On the investor side, Scor has a robust and exemplary coal policy. Similarly, it is also through its international commitments that Scor wishes to put forward its climate voluntarism: it is already a member of the Net-Zero Asset Owner Alliance, and is now part of the select group of (re)insurers who initiated the Net Zero Insurance Alliance.

However, these net-zero commitments and related support seem small in comparison to the near absence of measures concerning the oil and gas sector and its expansion: Scor can still support new projects in the sector and companies developing such projects in the sector without limit. This seems anachronistic at a time when even the IEA says that no new projects should be funded.

Similarly, the near-absence of commitments for its insurance activities is problematic and… inconsistent. The contrast between Scor as an investor and Scor as an (re)insurer is striking. If on the one hand, the end of coal has been slated on a timeline compatible with the Paris Agreement ,and if any support to coal expansion is now banned, on the other hand, on the reinsurance side, only meager measures concerning new projects have been taken. However, there is nothing concerning developers, no planned exit date, nor any exclusion of the most coal-dependent players. In short, investing in coal, that’s a no, but insuring it, no problem.
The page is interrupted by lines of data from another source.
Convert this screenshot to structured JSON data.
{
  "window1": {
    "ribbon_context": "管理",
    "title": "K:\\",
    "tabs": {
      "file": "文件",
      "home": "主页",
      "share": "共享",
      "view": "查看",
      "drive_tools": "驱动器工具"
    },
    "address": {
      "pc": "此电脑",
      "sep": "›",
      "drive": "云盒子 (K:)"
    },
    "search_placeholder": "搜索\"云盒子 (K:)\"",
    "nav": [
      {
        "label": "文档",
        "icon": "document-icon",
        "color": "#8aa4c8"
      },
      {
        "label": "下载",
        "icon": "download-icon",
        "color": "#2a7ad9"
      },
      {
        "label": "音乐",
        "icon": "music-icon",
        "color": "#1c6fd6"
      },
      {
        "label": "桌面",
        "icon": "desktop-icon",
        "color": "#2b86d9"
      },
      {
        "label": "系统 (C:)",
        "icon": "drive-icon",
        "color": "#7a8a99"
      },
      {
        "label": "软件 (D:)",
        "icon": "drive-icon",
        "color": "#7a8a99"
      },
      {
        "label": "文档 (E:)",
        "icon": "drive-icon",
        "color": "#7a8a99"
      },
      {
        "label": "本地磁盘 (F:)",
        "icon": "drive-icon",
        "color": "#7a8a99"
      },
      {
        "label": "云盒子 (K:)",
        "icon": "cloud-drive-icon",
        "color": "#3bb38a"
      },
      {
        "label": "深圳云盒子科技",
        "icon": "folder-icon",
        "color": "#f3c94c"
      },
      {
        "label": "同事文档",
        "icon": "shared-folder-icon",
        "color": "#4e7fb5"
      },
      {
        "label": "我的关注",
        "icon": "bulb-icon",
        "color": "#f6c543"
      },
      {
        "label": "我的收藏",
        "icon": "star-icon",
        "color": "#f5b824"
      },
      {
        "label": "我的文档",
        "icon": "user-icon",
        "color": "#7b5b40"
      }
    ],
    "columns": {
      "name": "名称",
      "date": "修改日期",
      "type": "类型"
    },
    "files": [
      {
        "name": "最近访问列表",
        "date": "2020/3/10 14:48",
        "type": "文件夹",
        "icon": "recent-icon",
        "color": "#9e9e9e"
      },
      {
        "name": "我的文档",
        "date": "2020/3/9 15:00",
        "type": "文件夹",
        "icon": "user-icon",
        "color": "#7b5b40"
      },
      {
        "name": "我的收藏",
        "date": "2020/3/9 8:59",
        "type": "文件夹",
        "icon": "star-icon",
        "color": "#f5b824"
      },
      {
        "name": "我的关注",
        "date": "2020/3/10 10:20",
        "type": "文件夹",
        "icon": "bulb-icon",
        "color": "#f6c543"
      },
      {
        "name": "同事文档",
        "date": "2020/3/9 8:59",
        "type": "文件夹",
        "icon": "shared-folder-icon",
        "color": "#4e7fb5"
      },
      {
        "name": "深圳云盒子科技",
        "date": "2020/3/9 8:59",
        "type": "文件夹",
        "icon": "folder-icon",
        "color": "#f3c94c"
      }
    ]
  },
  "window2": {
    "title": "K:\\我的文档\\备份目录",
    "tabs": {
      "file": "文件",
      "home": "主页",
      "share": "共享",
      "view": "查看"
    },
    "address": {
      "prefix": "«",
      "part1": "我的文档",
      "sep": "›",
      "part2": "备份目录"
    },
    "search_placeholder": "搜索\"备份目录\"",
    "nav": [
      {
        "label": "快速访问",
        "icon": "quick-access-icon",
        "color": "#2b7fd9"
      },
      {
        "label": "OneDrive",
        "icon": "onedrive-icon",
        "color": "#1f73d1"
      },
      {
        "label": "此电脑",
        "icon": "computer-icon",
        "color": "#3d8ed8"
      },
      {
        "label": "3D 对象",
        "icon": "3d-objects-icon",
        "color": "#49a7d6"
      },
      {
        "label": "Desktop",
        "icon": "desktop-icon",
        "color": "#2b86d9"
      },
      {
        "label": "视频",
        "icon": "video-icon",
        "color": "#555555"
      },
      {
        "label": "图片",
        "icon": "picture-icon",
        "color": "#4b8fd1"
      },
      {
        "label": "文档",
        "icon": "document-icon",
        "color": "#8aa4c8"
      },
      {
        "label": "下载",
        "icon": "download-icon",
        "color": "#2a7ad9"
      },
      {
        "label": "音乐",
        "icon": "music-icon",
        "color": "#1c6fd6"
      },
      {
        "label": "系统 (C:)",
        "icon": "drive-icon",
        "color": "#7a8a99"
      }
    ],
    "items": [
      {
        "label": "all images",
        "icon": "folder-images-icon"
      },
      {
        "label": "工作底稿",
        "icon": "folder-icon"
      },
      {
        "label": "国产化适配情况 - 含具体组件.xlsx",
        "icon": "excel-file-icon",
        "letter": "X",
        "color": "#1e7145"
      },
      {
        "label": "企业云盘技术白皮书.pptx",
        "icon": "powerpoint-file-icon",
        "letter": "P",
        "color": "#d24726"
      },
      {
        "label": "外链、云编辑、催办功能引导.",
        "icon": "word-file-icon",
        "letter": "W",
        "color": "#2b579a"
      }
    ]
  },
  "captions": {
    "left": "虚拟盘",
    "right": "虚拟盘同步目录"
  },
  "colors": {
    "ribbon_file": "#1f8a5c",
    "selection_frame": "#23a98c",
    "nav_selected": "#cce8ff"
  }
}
Reinsurance treaties: a weak point 

Moreover, when we look at the meagre commitments made on the insurance side, there again, flaws appear. In the words of its new Executive Director Laurent Rousseau: “a little over 75% of gross insurance premiums”, in the form of reinsurance treaties, are not covered. This implies that, despite its commitment to no longer insure new coal-fired power plant and mine projects, Scor could still be involved in covering a large number of them.

If until now Scor could argue that it was unable to act on these treaties, where it is intrinsically more difficult to isolate and exclude specific coverage of risks related to coal projects or companies, Swiss Re’s decision of April 2021 shows that Scor has fallen behind. Indeed, the Swiss reinsurer, world leader in the sector, has announced the application of its coal policy to all its reinsurance treaties by 2023, and Munich Re and Hannover Re, the 2nd and 3rd largest reinsurers in the world, are preparing to follow suit.

If the reality of the reinsurer’s business consists, as Laurent Rousseau expressed it, of managing what can be measured (“what gets measured gets managed”), it seems that Scor is one step behind its direct competitors. The latter now believe that they have the capacity to know in sufficient detail the content of their reinsurance treaties to be able to isolate the coal business. In other words, this could reflect a better measure of the financial risk they are exposed to, which is increasingly a climate financial risk.

According to Scor’s annual report, “the challenge of the reinsurance business is to identify, select, assess and price risk”, Scor’s competitors seem to be ahead of the game.

A new executive director to drive a new climatic dynamic?

The question that now arises is whether, faced with a crossroads in terms of its leadership and its sector, Scor will catch up. Indeed, beyond the purely climatic issues, it is also Scor’s economic profitability and financial solidity that could be questioned in the future. Indeed, Scor itself writes that “if SCOR’s rating were to be downgraded, […] this would result in a loss of competitiveness for SCOR”, even though “a large number of SCOR’s reinsurance treaties […] contain clauses relating to the financial strength of the Company” (Universal Report 2020, p.128). In fact, the increase of natural catastrophes Scor had to compensate victims for (+33% between 2019 and 2020) weights on Scor’s economic performances: €483 million paid in 2020, twice as much as Scor’s annual results (Universal Report 2020, p.6 and 27).

In other words, a poor assessment of the risk, in this case climate risk, to which Scor is exposed via its reinsurance treaties could have a major impact on the company’s business model. It is therefore hoped that Laurent Rousseau, who is to become the group’s new Executive Director at the Annual General Meeting, will put Scor back on the path to climate leadership. The answer will come in September at the launch of the Net-Zero Insurance Alliance, where strong individual and collective commitments from each of the alliance’s founding members are expected. Climate will be the litmus test of his leadership.